The main problem here is that the public has no access to the internal DSS documents, so we'll never know who's lying and who's telling the truth. DSS employees are barred by law from talking about the case, which has prevented them from responding to the charges Jack Stratton has leveled against the agency in the media, despite Judge Elizabeth Miller's over-the-top efforts to jail him for talking about the case. (Miller is legendary for haranguing those who have the misfortune of winding up in her courtroom when she's having a bad day. Jack Stratton is but one of many.)

We do know that a doctor noted in a medical report that one of the Stratton children claimed another child sexually abused him in foster care. No charges were filed by police in the case, but DSS doesn't exactly appear to be on a crusade to keep this sort of thing from happening again in foster care, and rightfully deserves criticism for that.

But beyond that, it's appearing more and more that the agency may have gotten a bum rap. Since the beginning, much of the media coverage of this case has been very heavily slanted in the Strattons' favor. Although all the facts were unknown, Jack Stratton was given the benefit of the doubt from day one, a luxury County Commissioner Parks Helms was not afforded. Helms was publicly vilified for maintaining that DSS did nothing wrong after reviewing publicly undisclosed information on the case.

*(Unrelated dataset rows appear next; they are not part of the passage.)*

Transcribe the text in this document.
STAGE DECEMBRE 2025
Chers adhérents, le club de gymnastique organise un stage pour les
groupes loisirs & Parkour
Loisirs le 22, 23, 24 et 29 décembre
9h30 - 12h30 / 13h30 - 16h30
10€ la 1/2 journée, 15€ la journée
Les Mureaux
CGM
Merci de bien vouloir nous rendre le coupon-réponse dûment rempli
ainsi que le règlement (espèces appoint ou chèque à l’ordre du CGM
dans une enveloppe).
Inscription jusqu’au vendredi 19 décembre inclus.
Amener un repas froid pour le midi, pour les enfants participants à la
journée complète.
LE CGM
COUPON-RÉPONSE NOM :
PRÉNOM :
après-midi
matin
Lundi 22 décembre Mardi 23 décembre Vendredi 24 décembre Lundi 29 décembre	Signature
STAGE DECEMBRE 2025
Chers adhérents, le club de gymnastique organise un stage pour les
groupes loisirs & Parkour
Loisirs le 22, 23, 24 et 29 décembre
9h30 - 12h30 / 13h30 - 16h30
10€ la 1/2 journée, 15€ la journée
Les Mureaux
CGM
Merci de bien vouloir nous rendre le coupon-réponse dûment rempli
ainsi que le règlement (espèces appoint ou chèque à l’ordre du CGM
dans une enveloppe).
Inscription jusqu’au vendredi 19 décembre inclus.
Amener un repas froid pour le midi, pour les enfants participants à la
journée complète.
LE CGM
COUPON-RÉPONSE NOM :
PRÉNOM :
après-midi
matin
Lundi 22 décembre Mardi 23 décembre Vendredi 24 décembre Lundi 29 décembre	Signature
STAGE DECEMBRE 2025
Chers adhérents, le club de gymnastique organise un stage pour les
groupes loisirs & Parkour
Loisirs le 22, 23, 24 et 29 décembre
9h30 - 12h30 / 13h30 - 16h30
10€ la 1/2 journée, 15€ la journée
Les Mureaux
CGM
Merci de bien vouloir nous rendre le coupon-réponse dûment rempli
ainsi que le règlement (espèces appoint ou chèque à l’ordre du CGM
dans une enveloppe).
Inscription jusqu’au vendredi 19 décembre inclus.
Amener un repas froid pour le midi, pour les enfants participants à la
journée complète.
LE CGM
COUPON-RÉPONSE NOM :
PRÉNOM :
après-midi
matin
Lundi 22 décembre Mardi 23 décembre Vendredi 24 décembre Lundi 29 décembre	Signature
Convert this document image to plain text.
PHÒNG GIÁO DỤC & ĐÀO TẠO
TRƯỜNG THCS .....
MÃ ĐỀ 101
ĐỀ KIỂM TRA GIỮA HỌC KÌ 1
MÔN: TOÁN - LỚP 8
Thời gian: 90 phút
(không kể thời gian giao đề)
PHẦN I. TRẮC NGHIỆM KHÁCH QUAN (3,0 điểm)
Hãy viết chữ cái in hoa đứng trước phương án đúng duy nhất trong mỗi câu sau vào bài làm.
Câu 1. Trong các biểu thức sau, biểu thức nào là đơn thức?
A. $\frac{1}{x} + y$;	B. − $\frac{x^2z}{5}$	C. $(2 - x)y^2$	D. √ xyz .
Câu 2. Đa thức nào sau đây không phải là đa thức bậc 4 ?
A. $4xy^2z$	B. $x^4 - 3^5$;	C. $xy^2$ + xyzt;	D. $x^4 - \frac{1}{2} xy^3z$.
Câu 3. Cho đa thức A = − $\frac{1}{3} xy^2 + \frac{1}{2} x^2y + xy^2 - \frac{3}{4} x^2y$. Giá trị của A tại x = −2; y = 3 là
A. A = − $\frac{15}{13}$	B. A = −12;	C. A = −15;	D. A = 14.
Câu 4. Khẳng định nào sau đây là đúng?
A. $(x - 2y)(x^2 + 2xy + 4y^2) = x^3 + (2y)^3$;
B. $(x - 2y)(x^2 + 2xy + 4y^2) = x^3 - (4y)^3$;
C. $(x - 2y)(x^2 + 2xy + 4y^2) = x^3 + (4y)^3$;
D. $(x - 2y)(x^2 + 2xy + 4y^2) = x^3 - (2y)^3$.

Frankly, if DSS is really yanking children from the homes of impoverished parents who can't fight back in order to build a large war chest of federal adoption incentive money, they're doing a lousy job of it. Of the 4,219 abuse or neglect cases social workers completed in the 2001-02 budget year, they filed 127 petitions asking courts for legal custody of the children involved.

Given the coverage of this case so far, it's easy to forget that DSS workers don't swoop down out of the sky and pluck up children. The department is complaint-driven and can only remove a child from a home by court order, unless the child is in imminent danger, in which case a hearing must be held in seven days. Once the court orders the removal of a child, all decisions are in the hands of a judge, not Parks Helms, DSS, or the county commission.

I'm sure there's blame for something that should be assigned to someone here, but I'll be damned if I can figure out who.